Die klok van Reuil of Malmaison - want dit komt op hetzelfde uit - was de spil van mijn tijdverdrijf. In het kasteel had men misschien vijf-en-twintig pendules; en toch bestonden zij niet voor mij. Ik regelde mij alleen naar het geluid mijner oude gescheurde klok. Als ik haar des morgens bij het krieken van den dag hoorde, stond ik op, als ware ik nog te Brienne geweest, bij mijn goede vaders de Franciscaner monniken. Des middags sprak ze mij andermaal toe, en gaf mij het sein om naar Parijs te vertrekken en er in den Raad van State voor te zitten. Des avonds ten acht ure kondigde zij mij de rust aan, dat gelukkige uur van uitspanning en huiselijk genoegen. Nooit heb ik haar zwijgend gevonden als zij die twee groote verdeelingen van het menschelijk leven - arbeid en rust - moest aankondigen.’
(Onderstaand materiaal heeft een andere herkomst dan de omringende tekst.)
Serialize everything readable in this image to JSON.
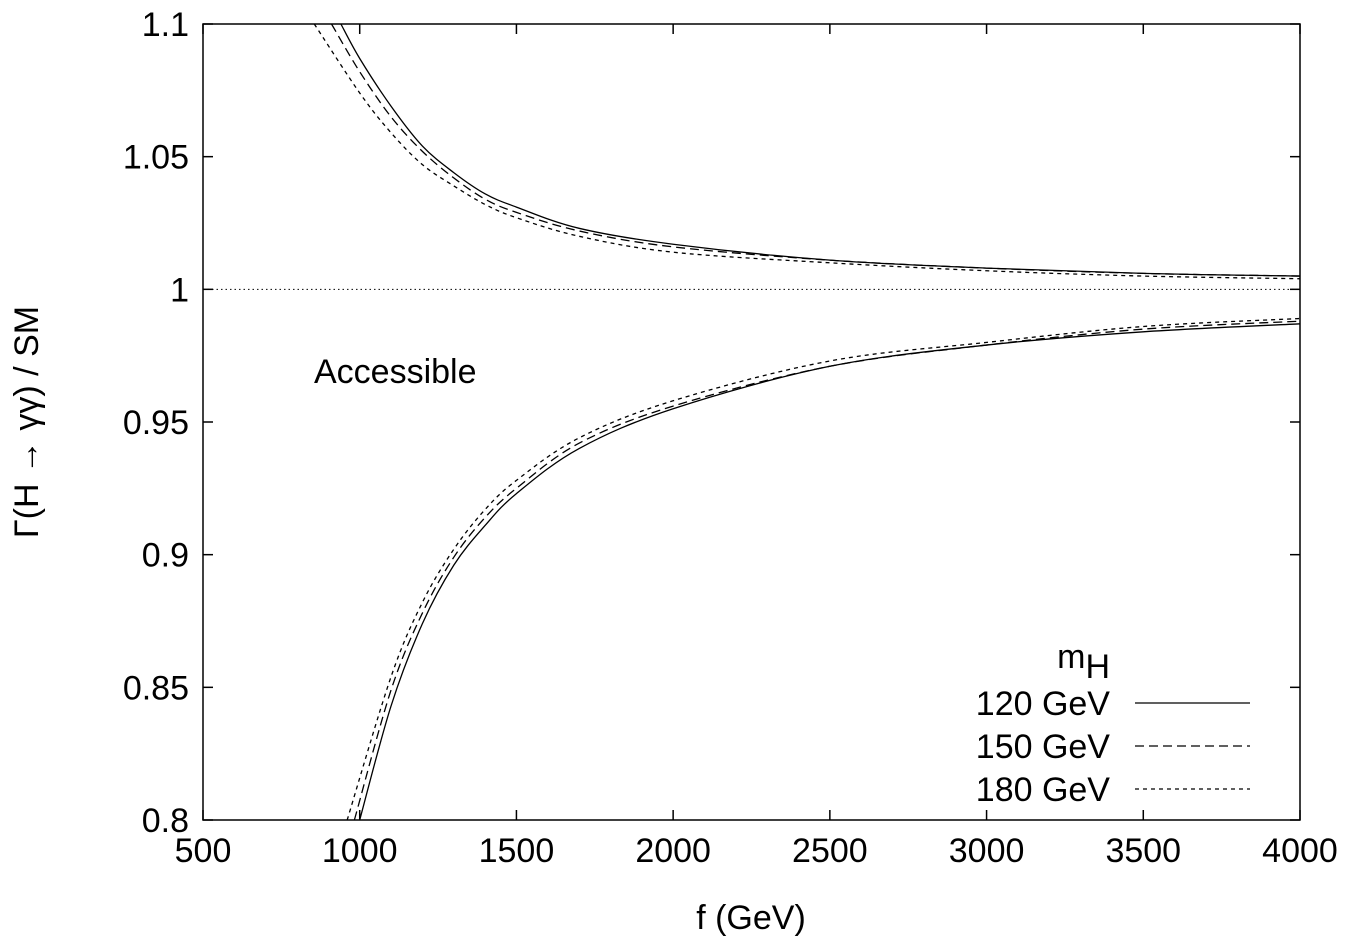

Toen sloeg napoleon de blikken naar de ondergaande zon en sprak:
- Hoe gaarne zou ik er tien jaren van mijn leven voor willen missen, om die klok nog eens te hooren; mijne kastanjelaan nog eens te zien, en op de Seine nog eens een blik te werpen!.... Die klokketoonen, dat liefelijke lommer, die kalme vloed.... is het vaderland, het schoone Frankrijk!.... Wie weet, of wij het immer wederzien!’
Bij de laatste woorden boog napoleon het hoofd en scheen diep na te denken; doch na een kort stilzwijgen, hetwelk niemand zijner vrienden durfde afbreken, hief hij het hoofd weêr op, en sprak met zijn gewone helderheid:
‘Ziet eens aan, mijne heeren! welk een onmetelijken afstand heeft het geluid eener klok ons doen afleggen!... In minder dan een uur gingen wij van Malmaison naar Milaan, van Milaan naar Egypte, en vervolgens van Brienne naar.... ja, waarheen? Doch in die reis lag ten minste dit goede, dat wij er een oogenblik door vergaten te staan - op St. Helena.’
En somber herhaalde de echo 's Keizers laatste woord: ‘St. Helena!’